How to find current day no. in month in php

Question

Today's date is 27-01-2014 so I got day name using following function:

$t=date('d-m-Y');
$day = strtolower(date("D",strtotime($t)));

So now the day name is mon.

How to find that this Monday is the forth Monday of current month? In other words, I am trying to find the 1st, 2nd, 3rd, 4th of a particular day (eg. Monday) of a month?

Answer 1

Credit for the Math part goes to Jon (above)

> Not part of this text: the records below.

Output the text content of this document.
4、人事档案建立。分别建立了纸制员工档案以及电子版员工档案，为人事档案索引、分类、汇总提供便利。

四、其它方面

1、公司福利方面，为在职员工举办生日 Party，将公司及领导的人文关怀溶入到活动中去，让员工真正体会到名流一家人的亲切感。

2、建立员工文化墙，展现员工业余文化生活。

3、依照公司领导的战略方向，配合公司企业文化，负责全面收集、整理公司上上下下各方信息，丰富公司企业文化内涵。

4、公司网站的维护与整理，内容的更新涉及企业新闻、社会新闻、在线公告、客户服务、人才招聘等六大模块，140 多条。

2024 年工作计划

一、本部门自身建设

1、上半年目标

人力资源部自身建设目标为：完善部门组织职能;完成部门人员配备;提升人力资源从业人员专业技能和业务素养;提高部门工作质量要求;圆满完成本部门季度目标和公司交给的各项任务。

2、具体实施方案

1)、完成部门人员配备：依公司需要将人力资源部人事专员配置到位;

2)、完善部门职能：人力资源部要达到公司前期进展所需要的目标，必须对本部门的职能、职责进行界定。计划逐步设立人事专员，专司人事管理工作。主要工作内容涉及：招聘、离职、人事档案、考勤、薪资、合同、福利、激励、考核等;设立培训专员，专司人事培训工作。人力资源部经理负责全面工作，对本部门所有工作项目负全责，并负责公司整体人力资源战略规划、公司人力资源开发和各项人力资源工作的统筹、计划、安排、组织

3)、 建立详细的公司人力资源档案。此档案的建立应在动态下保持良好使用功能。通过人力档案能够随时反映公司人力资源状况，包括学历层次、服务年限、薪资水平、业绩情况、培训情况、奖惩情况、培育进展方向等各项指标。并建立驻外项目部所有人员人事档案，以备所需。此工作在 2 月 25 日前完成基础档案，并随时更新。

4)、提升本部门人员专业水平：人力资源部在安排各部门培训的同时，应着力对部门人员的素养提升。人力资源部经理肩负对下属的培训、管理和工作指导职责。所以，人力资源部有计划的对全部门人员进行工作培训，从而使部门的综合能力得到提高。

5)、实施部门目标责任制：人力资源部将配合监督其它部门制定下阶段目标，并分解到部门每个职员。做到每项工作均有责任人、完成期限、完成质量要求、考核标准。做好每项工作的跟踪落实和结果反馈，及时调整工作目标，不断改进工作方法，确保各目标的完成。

In combination with your code, full solution can be implemented as follows

$t=date('d-m-Y');
$dayName = strtolower(date("D",strtotime($t)));
$dayNum = strtolower(date("d",strtotime($t)));
echo floor(($dayNum - 1) / 7) + 1

or else as a function with optional date

PHP Fiddle here

This just return the number you are requesting.

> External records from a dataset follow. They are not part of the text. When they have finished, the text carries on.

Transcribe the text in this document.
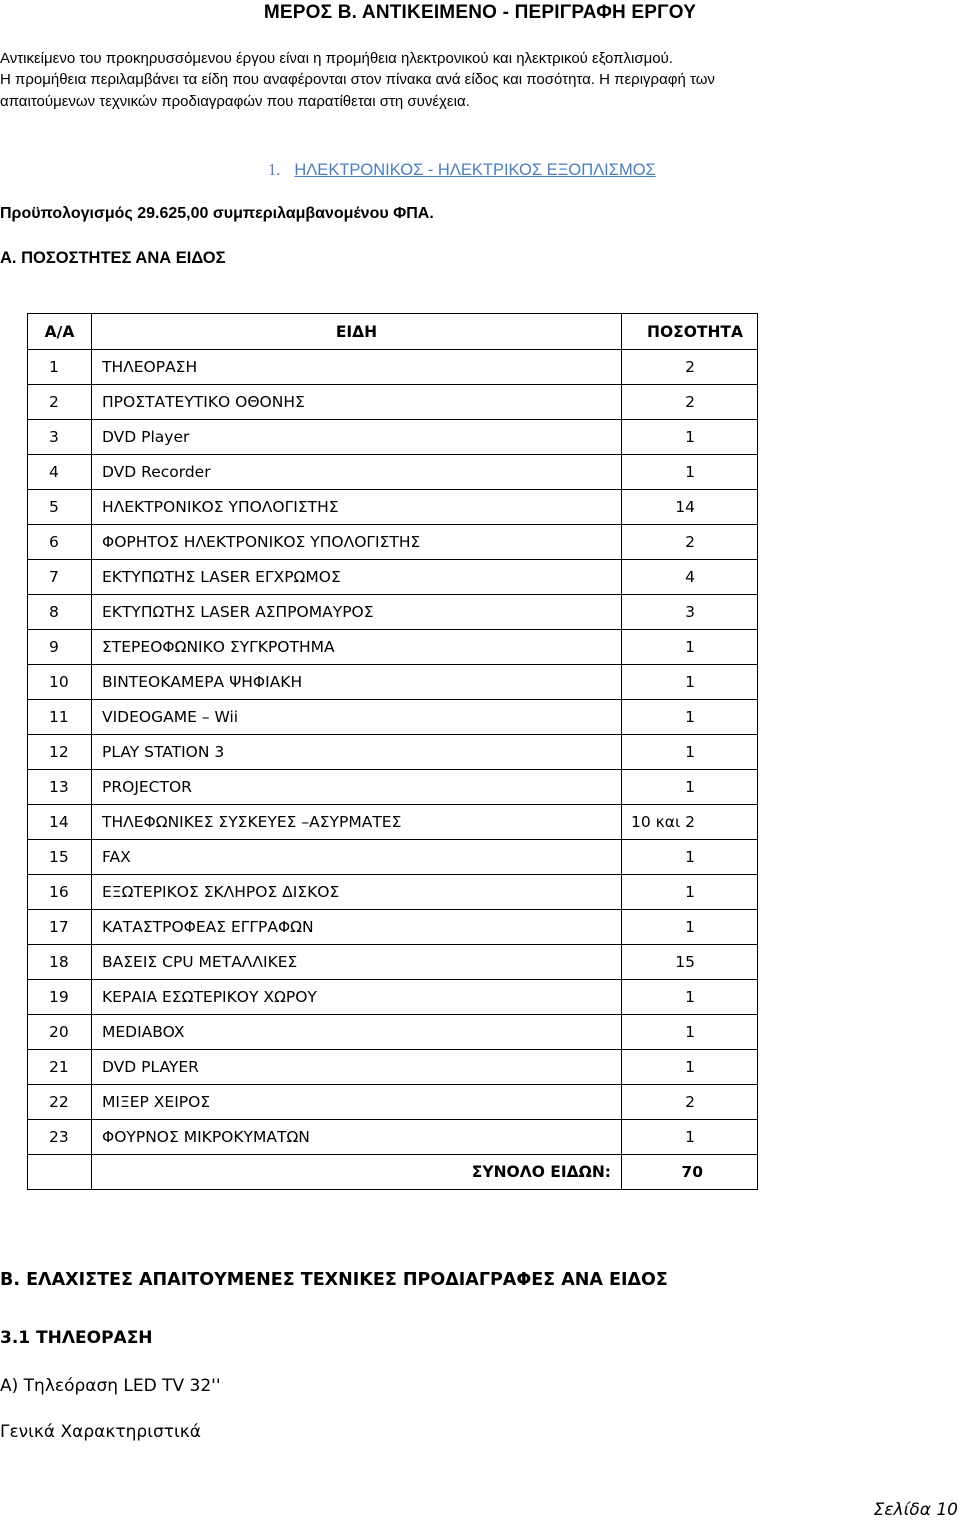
ΜΕΡΟΣ Β. ΑΝΤΙΚΕΙΜΕΝΟ - ΠΕΡΙΓΡΑΦΗ ΕΡΓΟΥ
Αντικείμενο του προκηρυσσόμενου έργου είναι η προμήθεια ηλεκτρονικού και ηλεκτρικού εξοπλισμού.
Η προμήθεια περιλαμβάνει τα είδη που αναφέρονται στον πίνακα ανά είδος και ποσότητα. Η περιγραφή των
απαιτούμενων τεχνικών προδιαγραφών που παρατίθεται στη συνέχεια.
1. ΗΛΕΚΤΡΟΝΙΚΟΣ - ΗΛΕΚΤΡΙΚΟΣ ΕΞΟΠΛΙΣΜΟΣ
Προϋπολογισμός 29.625,00 συμπεριλαμβανομένου ΦΠΑ.
Α. ΠΟΣΟΣΤΗΤΕΣ ΑΝΑ ΕΙΔΟΣ
Α/Α	ΕΙΔΗ	ΠΟΣΟΤΗΤΑ
1	ΤΗΛΕΟΡΑΣΗ	2
2	ΠΡΟΣΤΑΤΕΥΤΙΚΟ ΟΘΟΝΗΣ	2
3	DVD Player	1
4	DVD Recorder	1
5	ΗΛΕΚΤΡΟΝΙΚΟΣ ΥΠΟΛΟΓΙΣΤΗΣ	14
6	ΦΟΡΗΤΟΣ ΗΛΕΚΤΡΟΝΙΚΟΣ ΥΠΟΛΟΓΙΣΤΗΣ	2
7	ΕΚΤΥΠΩΤΗΣ LASER ΕΓΧΡΩΜΟΣ	4
8	ΕΚΤΥΠΩΤΗΣ LASER ΑΣΠΡΟΜΑΥΡΟΣ	3
9	ΣΤΕΡΕΟΦΩΝΙΚΟ ΣΥΓΚΡΟΤΗΜΑ	1
10	ΒΙΝΤΕΟΚΑΜΕΡΑ ΨΗΦΙΑΚΗ	1
11	VIDEOGAME – Wii	1
12	PLAY STATION 3	1
13	PROJECTOR	1
14	ΤΗΛΕΦΩΝΙΚΕΣ ΣΥΣΚΕΥΕΣ –ΑΣΥΡΜΑΤΕΣ	10 και 2
15	FAX	1
16	ΕΞΩΤΕΡΙΚΟΣ ΣΚΛΗΡΟΣ ΔΙΣΚΟΣ	1
17	ΚΑΤΑΣΤΡΟΦΕΑΣ ΕΓΓΡΑΦΩΝ	1
18	ΒΑΣΕΙΣ CPU ΜΕΤΑΛΛΙΚΕΣ	15
19	ΚΕΡΑΙΑ ΕΣΩΤΕΡΙΚΟΥ ΧΩΡΟΥ	1
20	MEDIABOX	1
21	DVD PLAYER	1
22	ΜΙΞΕΡ ΧΕΙΡΟΣ	2
23	ΦΟΥΡΝΟΣ ΜΙΚΡΟΚΥΜΑΤΩΝ	1
	ΣΥΝΟΛΟ ΕΙΔΩΝ:	70
Β. ΕΛΑΧΙΣΤΕΣ ΑΠΑΙΤΟΥΜΕΝΕΣ ΤΕΧΝΙΚΕΣ ΠΡΟΔΙΑΓΡΑΦΕΣ ΑΝΑ ΕΙΔΟΣ
3.1 ΤΗΛΕΟΡΑΣΗ
Α) Τηλεόραση LED TV 32''
Γενικά Χαρακτηριστικά
Σελίδα 10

function dayNumber($date=''){
    if($date==''){
        $t=date('d-m-Y');
    } else {
        $t=date('d-m-Y',strtotime($date));
    }

    $dayName = strtolower(date("D",strtotime($t)));
    $dayNum = strtolower(date("d",strtotime($t)));
    $return = floor(($dayNum - 1) / 7) + 1;
    return $return;
}


echo dayNumber('2014-01-27');

Answer 2

$date = mktime(0, 0, 0, 1, 27, 2014);
$dayNumber = date("d", $date);
$dayOfWeek = date("l", $date);
$dayPosition = (floor(($dayNumber - 1) / 7) + 1);

switch ($dayPosition) {
    case 1:
        $suffix = 'st';
        break;
    case 2:
        $suffix = 'nd';
        break;
    case 3:
        $suffix = 'rd';
        break;
    default:
        $suffix = 'th';
}

echo "Today is the " . $dayPosition . $suffix . " " . $dayOfWeek . " of the month.";
// Will echo: Today is the 4th Monday of the month.

Thanks to @Jon for the maths.